Guides

11 Essential David Morse Roles

Want to dive deeper into the filmography of this Chestnut Hill-based actor? Watch these key shows and movies from his decades-long career.


Among the list of David Morse movies and TV shows is David Morse in his breakout role as Boomer in St. Elsewhere / Photograph via PictureLux/The Hollywood Archive/Alamy Stock Photo

As a companion piece to our deep-dive interview with Chestnut Hill’s David Morse, we scoured the actor’s extensive (and we do mean extensive) IMDB page and selected his 11 essential roles, from screens big and small, to give just a taste of the length and breadth of his career.

1982-’88: St. Elsewhere
For his big-break role, Morse played physician Jack “Boomer” Morrison in this gritty, critically acclaimed hospital drama that set the tone for all hospital dramas to come. (Hello, ER.) One critic said Morse, who was 29 when the show debuted, was a “fellow with a very distinctive tone … a major scene-stealer.”

1991: The Indian Runner
Sean Penn, still trying to shake his 1980s rep, gave Morse his first major motion picture with this crime-drama role as a cop whose brother, played by Viggo Mortensen, gets into trouble. A New York Times critic wrote that Morse “radiates stolidity, kindness, and a trace of repressed yearning.”

1995: 12 Monkeys
Morse has a small but key role that illustrates how casting directors don’t exactly slot him as the nice guy who’s there to save the world. (Quite the literal opposite, in this case.) His scene with the underrated Madeleine Stowe shows what a disquieting creep this guy can portray. Bonus: filmed in Philly.

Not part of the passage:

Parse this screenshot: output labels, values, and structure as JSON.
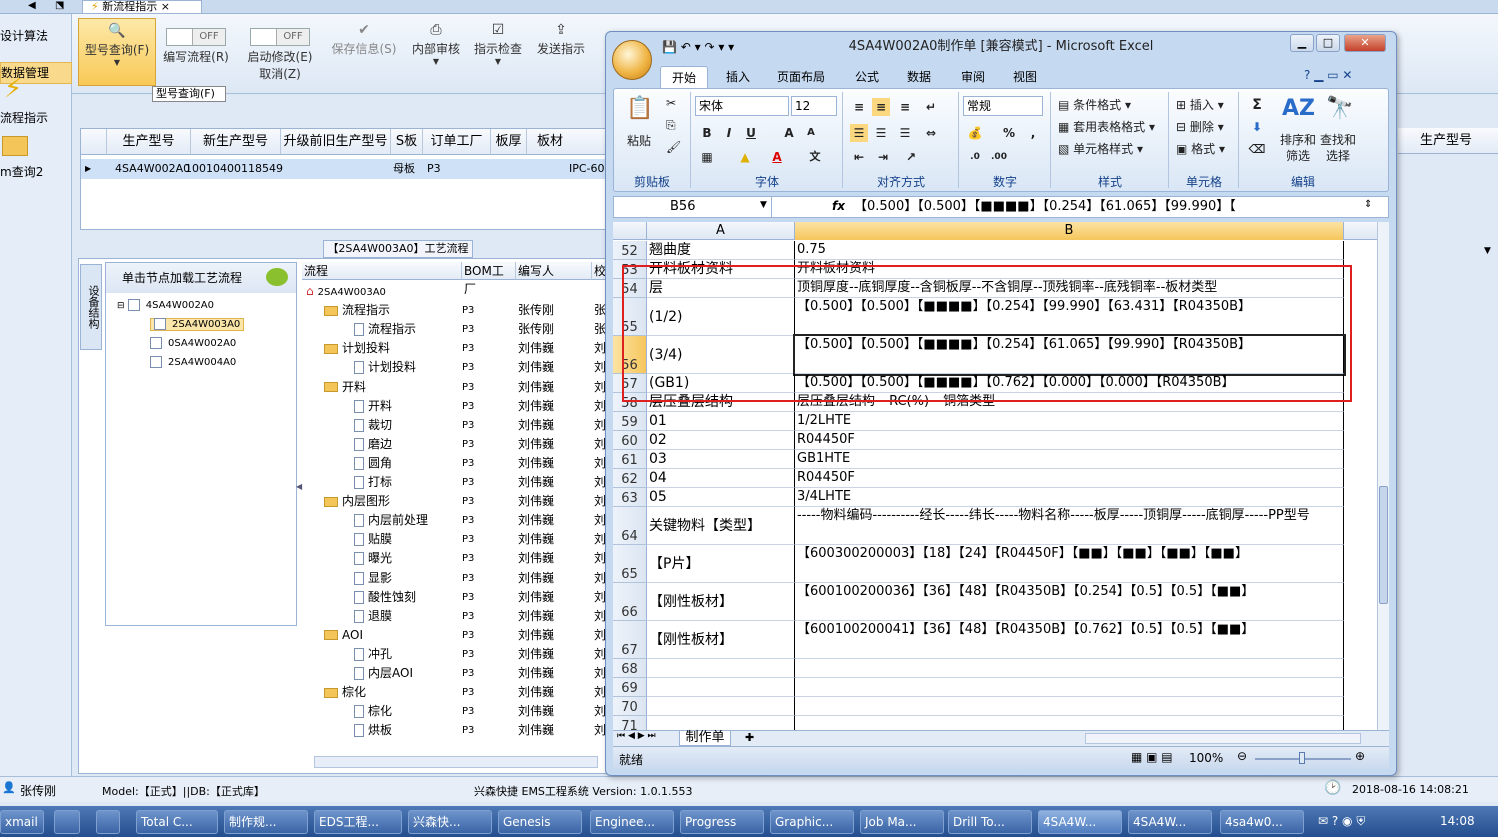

Morse (center) alongside Tom Hanks (left) and Jeffrey DeMunn in The Green Mile / Photograph via Warner Brothers/Getty Images

1999: The Green Mile
This Stephen King adaptation has its fair share of haters. But for Morse, who plays death-row prison guard Brutus “Brutal” Howard alongside Tom Hanks, it was a chance to share some screen time with one of Hollywood’s leading men. Critics praised Morse’s “laid-back timing and sly delivery.”

2001: American Experience: Abraham and Mary Lincoln, a House Divided
The six-part PBS series shows how effective a voice-over can be in the hands of a pro like Morse. His voice stands in for narrator President Lincoln, and his delivery of the Gettysburg Address makes it something more than mere words on paper.

2002-’04: Hack
A well-received Philly-filmed CBS series about an ex-Philadelphia cop (played by Morse) turned vigilante, it seemed to have everything going for it. Read our interview with Morse to see why it all fell apart.

Morse starring in the Philly-set series Hack / Photograph by Don Murray/Getty Images

2008: The Hurt Locker
No list of David Morse movies would be complete without this unnervingly tense war movie by Kathryn Bigelow, in which Morse embodies the colonel in charge of a bunch of out-of-their-mind bomb defusers in Iraq, and his exchange with lead Jeremy Renner is one of the more memorable scenes from the film — sort of a Duvall-Sheen moment à la Apocalypse Now.

2010-’13: Treme
In Morse’s first major foray into the world of cable-produced TV, he plays a good cop in a city (that city being New Orleans, just after Katrina) filled with bad cops. Morse just happens to be the guy secretly working with the FBI to root them out. He’s a main character, appearing in all four seasons.

2015: True Detective: Season 2
Yes, the second season of HBO’s hit was as denigrated as the first season was praised. But I recently rewatched it, and it’s really not so bad. In a mix of sleazy, compromised characters, Morse, who played the weird cult-leader father of the female lead, came off as the grossest of them all.

Morse in the WGN series Outsiders / Photograph courtesy of WGN

2016-’17: Outsiders
I’m not sure why this little fictional series about power struggles in Appalachian outlaw culture never took off. It could just be that most people had never heard of WGN, the network behind it. Morse, who plays the lead, is outstanding — or, as Variety put it, “terrific.”

2018: Escape at Dannemora
This Showtime series about that wild 2015 prison break in upstate New York works. Really well. That’s in no small part due to incredible performances by Benicio del Toro, Paul Dano, Patricia Arquette and, yes, Morse, who plays the main guard in charge of the revolting inmates.

Published as “The Essential Viewing Guide to David Morse” in the June 2022 issue of Philadelphia magazine.